Five artists were asked to make work in response to the 301 “porte cocheres” populating the centre of Milton Keynes, which differentiate this town from any other in Britain. These structures, which resemble minimalist sculptures, offer temporary shelter to pedestrians crossing roads and act as markers for the grid of pedestrian routes which weave through the town.

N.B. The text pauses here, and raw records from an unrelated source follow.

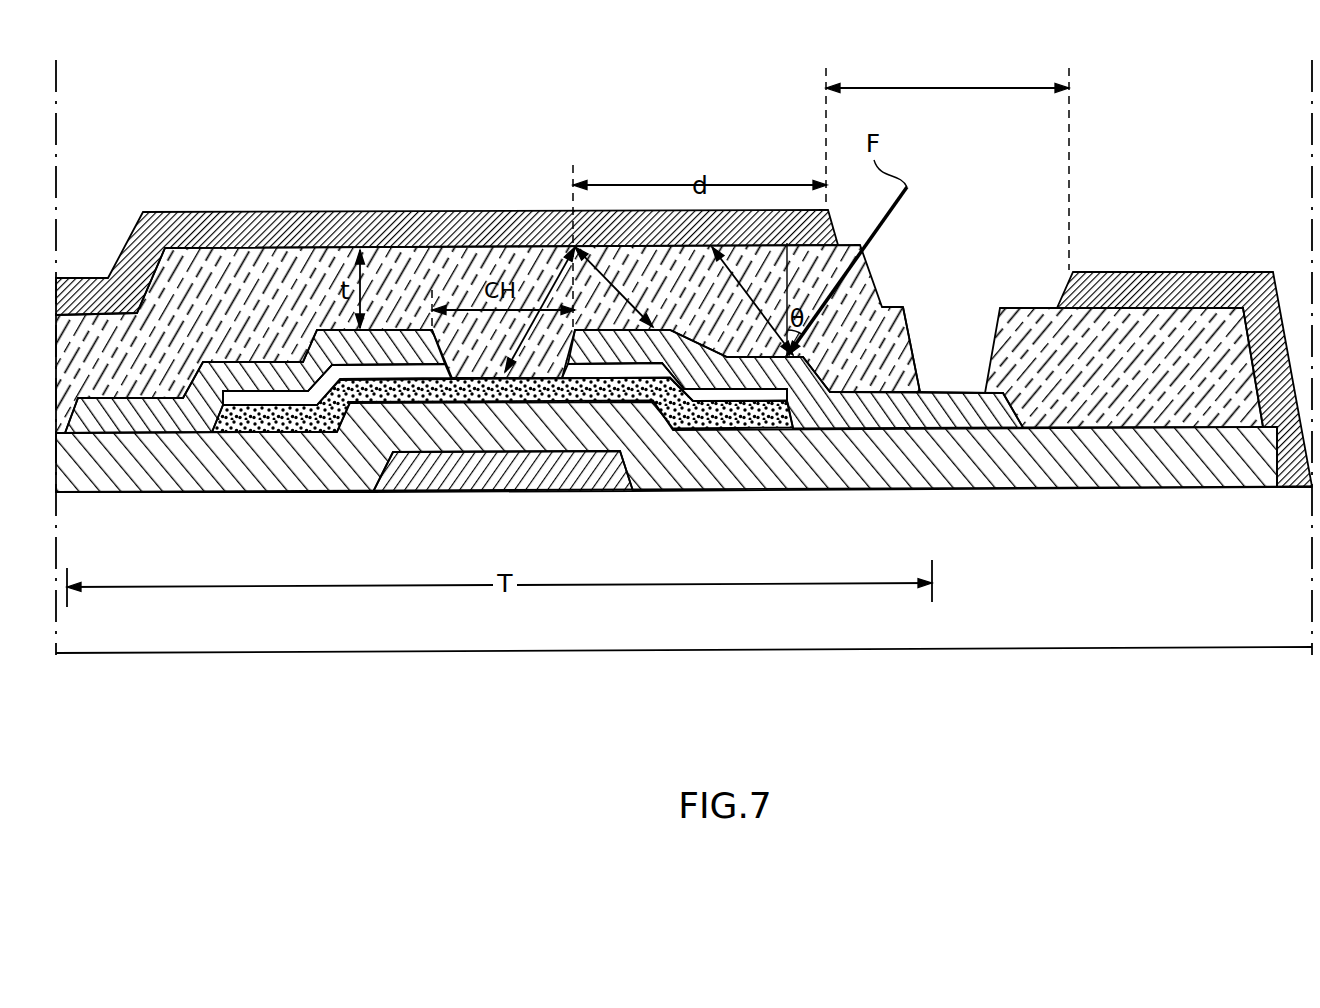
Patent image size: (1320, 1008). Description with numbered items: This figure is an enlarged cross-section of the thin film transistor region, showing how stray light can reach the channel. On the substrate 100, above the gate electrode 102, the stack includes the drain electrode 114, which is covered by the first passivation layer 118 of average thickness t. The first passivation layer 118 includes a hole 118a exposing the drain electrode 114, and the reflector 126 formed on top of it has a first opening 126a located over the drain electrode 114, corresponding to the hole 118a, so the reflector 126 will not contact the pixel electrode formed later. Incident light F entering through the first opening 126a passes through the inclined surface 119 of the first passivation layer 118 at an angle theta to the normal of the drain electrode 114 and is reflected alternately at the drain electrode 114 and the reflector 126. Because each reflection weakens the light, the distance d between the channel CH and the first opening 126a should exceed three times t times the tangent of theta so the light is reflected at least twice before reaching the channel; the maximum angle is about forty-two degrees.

The substrate 100 is at (703, 567).
The gate electrode 102 is at (542, 484).
The drain electrode 114 is at (860, 420).
The first passivation layer 118 is at (90, 335).
The hole 118a is at (960, 323).
The inclined surface 119 is at (917, 337).
The reflector 126 is at (265, 222).
The first opening 126a is at (947, 164).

The artists selected for this programme interrogate the interface between the built environment and its society. Many of the artists destabilise the modernist utopian aspirations that have conjoined post wars artistic genres of minimalist and formalism with their counterparts in city planning. Whilst the porte-cocheres have a practical role, they have not been constructed in relation to real need, but rather to an aesthetic rational, leaving many of the porte cocheres unused. The artists question the automatic presumption that our urban design is truly well considered and necessary, by subverting these designs and their contexts, compounding traditional distinctions between art, design and engineering.
Michael Pinsky‘ s proposal passive/active uses a pair of porte-cocheres. The right half hosts a mass of letters taken from the logos of high street stores in Milton Keynes. These companies have donated a letter from one of their illuminated logos. Merging the brands distance them from their primary function, leaving them as a semi-legible construction. The left side contains, within the same proportions as the logos, a selection of graffiti tags sourced from around Milton Keynes. The tags entwine each other forming a dense, virtually unreadable, mass of neon. The identical framing of the logos and tags strips away the context, both physical and legal, leaving the viewer to contemplate the beauty and meaning of the words, letters and fonts.
Tea Mäkipää‘s proposal Drive-in-Cathedral is the cathedral in Milton Keynes exclusively for the cars and drivers. The cathedral has the recogniseable outline shape of a cathedral. The shape is cut out of steel plates that are attached on top of several port-cocheres.
The cathedral is equipped with lights and the text ‘Drive-in-Cathedral‘. Actually it is more like a drive-through-cathedral; when one passes the cathedral at the normal speed of traffic there is little time for religious reflection.
Michel de Broin‘s proposal manipulates the scale and orientation of the porte-coheres. At the micro-level a multitude of port-cochere create enclosed volumes with their legs pointing outwards, these sit upon another reduced scale port-cochere which functions as a table or plinth which are then contained within the full size existing port-cochere.